Something is destroying the session_id value. I don't think it is happening based on server response; if they were destroying the session server side, I shouldn't be able to patch in the existing value and have my request complete (which totally works).

TheQwerty commented 2 years ago

I'm just spit-balling here so excuse me if it's way off the mark...

I'm seeing cookies set on both .patreon.com and the sub www.patreon.com and I'm not familiar with the CookieContainer class, so are we sure this is actually retrieving all cookies? cookies = _httpClientHandler.CookieContainer.GetCookies(new Uri("https://patreon.com"));

There also appears to be a longstanding .net bug about retrieving cookie's for .domain that sounds like it might be relevant.
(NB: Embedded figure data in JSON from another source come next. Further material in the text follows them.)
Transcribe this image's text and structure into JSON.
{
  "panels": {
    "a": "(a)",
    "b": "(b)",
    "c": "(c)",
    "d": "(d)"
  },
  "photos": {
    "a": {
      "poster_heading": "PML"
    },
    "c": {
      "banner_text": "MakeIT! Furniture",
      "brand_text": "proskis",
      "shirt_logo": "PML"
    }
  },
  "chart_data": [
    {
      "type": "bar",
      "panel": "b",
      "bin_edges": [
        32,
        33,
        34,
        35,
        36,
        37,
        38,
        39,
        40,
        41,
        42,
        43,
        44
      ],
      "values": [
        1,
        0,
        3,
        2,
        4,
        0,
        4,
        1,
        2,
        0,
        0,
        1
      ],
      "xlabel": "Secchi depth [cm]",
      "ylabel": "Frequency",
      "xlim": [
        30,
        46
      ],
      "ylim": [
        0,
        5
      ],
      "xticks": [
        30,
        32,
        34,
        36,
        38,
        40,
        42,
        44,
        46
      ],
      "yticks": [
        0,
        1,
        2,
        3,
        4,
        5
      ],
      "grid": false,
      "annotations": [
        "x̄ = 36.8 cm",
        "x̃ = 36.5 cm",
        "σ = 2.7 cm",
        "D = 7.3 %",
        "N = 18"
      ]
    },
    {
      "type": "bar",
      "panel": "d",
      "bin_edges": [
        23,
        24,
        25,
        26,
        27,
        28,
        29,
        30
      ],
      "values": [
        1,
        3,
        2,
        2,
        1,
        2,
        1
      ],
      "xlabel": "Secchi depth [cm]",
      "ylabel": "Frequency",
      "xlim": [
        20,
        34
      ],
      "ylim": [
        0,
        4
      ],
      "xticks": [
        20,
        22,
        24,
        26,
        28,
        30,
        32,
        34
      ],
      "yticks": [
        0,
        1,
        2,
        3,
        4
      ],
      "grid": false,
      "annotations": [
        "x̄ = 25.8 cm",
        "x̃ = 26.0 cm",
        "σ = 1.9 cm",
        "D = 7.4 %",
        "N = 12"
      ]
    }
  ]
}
clocklear commented 2 years ago

In my logging, I see cookies for domain .patreon.com as well as patreon.com. These are found by requesting, explicitly, the cookies for https://patreon.com, so your theory is a a good guess @TheQwerty, but I don't (currently) think that's what is going on here.

AlexCSDev commented 2 years ago

I don't think any relevant cookies are being set on www subdomain. session_id cookie is being set on .patreon.com and the api itself lives on the root domain as well, so all cookies retrieved for root domain should apply to api requests.

To me this sounds like some kind of a bug somewhere in .NET's http request pipeline.

AlexCSDev commented 2 years ago

I don't really see how it can remove the cookie yet. https://github.com/dotnet/runtime/blob/6a984143635bde23e728abaaccbde52f5ea8fa3e/src/libraries/System.Net.Http/src/System/Net/Http/SocketsHttpHandler/Http2Stream.cs#L889

https://github.com/dotnet/runtime/blob/v5.0.17/src/libraries/System.Net.Http/src/System/Net/Http/SocketsHttpHandler/CookieHelper.cs

AlexCSDev commented 2 years ago

I'm thinking of implementing my own cookie management class instead of relying on HttpClient's built-in cookie management. But that will take some time to implement properly.